M. [M] [G] déclare être ressortissante irakien.

Il a été condamné le 28 mars 2023 par la cour d'appel d'Angers à une peine de trois ans d'emprisonnement et à une interdiction du territoire français pour une durée de dix ans pour des faits d'aide à l'entrée, à la circulation ou au séjour irrégulier d'un étranger en France et participation à une association de malfaiteurs en vue de la préparation d'un délit puni de dix ans d'emprisonnement.

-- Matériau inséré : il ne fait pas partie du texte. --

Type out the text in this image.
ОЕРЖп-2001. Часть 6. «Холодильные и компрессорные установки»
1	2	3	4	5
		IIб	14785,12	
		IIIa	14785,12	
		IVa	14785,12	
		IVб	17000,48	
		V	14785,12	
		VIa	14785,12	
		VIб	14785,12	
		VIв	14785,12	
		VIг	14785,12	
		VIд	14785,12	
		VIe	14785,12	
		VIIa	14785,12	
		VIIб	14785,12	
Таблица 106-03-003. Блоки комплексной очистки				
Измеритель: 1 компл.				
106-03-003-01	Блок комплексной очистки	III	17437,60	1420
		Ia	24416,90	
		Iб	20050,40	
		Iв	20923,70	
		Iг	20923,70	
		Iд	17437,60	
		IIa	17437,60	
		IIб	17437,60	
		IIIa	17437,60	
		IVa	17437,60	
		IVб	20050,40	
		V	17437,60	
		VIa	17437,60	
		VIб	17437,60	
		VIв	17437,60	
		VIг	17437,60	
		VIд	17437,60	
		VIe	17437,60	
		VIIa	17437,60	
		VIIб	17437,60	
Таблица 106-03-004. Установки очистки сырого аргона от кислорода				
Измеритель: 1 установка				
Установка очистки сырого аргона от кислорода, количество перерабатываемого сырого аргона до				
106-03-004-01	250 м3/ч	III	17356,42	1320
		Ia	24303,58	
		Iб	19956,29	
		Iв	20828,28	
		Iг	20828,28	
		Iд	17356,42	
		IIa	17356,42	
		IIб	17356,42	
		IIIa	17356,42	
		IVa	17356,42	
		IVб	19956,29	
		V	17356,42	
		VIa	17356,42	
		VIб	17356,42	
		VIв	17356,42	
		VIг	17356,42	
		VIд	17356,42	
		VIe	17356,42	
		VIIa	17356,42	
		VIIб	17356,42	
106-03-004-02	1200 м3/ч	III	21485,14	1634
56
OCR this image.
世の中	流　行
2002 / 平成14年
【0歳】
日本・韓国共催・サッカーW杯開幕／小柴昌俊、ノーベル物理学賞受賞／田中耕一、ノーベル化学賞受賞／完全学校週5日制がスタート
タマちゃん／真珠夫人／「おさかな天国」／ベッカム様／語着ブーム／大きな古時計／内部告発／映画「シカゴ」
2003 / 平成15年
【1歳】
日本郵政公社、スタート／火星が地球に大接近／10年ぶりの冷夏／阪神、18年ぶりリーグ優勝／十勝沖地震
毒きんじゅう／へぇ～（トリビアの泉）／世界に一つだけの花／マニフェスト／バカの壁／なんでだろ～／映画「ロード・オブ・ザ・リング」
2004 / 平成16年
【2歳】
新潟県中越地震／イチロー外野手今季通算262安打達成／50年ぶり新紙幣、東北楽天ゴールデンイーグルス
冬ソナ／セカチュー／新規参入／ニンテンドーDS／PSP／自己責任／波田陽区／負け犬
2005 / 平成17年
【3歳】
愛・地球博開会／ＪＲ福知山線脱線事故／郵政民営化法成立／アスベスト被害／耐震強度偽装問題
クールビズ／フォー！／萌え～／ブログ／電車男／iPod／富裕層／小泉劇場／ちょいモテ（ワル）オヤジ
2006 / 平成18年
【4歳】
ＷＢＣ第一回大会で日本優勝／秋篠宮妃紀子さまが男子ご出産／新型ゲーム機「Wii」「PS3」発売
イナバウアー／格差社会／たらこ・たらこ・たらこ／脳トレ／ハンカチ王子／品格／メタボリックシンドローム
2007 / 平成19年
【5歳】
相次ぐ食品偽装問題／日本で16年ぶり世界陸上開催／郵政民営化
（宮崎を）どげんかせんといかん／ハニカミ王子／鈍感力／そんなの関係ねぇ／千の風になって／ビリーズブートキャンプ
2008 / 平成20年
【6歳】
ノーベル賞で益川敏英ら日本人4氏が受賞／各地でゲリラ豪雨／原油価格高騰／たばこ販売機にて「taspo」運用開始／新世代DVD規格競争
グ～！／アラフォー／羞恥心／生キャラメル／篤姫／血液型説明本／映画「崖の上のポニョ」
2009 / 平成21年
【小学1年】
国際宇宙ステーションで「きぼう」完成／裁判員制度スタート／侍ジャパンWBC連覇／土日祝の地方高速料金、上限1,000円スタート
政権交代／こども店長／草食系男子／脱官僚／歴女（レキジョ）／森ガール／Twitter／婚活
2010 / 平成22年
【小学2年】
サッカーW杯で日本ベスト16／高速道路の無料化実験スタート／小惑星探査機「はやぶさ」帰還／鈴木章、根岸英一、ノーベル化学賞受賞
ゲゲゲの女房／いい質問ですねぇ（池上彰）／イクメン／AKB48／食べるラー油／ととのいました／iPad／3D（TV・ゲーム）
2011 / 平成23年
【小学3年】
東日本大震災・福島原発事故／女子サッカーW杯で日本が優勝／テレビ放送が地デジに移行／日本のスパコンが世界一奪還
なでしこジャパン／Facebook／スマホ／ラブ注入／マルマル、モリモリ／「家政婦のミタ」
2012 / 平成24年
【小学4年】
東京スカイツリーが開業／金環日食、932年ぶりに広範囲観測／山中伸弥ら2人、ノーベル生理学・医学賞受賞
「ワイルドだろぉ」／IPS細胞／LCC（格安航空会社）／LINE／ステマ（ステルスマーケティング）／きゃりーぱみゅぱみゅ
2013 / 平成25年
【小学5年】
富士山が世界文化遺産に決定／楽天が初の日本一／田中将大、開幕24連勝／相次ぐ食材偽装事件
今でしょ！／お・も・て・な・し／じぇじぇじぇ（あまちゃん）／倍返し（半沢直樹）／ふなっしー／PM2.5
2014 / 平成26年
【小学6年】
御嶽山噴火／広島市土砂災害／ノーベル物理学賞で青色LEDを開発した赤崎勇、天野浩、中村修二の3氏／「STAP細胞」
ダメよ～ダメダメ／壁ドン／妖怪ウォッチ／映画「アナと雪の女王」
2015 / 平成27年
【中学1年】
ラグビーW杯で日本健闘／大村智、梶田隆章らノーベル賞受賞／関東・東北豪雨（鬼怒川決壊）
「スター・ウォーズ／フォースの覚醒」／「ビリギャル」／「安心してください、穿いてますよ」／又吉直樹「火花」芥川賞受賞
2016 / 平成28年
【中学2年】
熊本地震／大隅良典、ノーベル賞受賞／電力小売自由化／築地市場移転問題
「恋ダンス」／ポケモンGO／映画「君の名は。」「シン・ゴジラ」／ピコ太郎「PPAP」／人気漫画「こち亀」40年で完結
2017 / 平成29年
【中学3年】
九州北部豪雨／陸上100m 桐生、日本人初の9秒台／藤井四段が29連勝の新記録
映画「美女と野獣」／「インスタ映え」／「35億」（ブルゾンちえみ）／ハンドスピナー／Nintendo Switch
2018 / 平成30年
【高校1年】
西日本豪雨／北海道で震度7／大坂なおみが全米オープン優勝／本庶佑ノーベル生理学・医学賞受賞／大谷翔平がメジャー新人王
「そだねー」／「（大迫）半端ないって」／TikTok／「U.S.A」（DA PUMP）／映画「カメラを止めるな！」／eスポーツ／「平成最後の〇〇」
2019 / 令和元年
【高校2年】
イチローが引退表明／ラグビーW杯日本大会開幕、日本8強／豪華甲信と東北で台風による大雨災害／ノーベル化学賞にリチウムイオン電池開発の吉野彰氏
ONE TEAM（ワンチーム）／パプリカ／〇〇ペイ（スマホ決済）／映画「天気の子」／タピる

Il a été placé en rétention administrative le 3 décembre 2024, à l'issue de sa levée d'écrou.

La prolongation de sa rétention administrative a été autorisée par ordonnance du juge du tribunal judiciaire de Rouen du 7 décembre 2024 pour une durée de vingt-six jours.

M. [M] [G] a interjeté appel de cette décision.

Au soutien de son appel, il fait valoir :

- l'irrégularité du recours à la visioconférence

- l'irrégularité de la fiche de levée d'écrou et par suite sa privation de liberté sans cadre légal

- l'insuffisance de motivation de l'arrêté de placement en rétention administrative

- la violation de l'article 3 de la CEDH

- l'insuffisance des diligences entreprises par l'administration française et l'absence de prespectives d'éloignement

Le préfet de l'Eure a communiqué ses observations écrites.

Le dossier a été communiqué au parquet général qui, par avis écrit du 9 décembre 2024, a requis la confirmation de l'ordonnance.

A l'audience, son conseil a réitéré les moyens développés dans l'acte d'appel.

M. [M] [G] a été entendu en ses observations.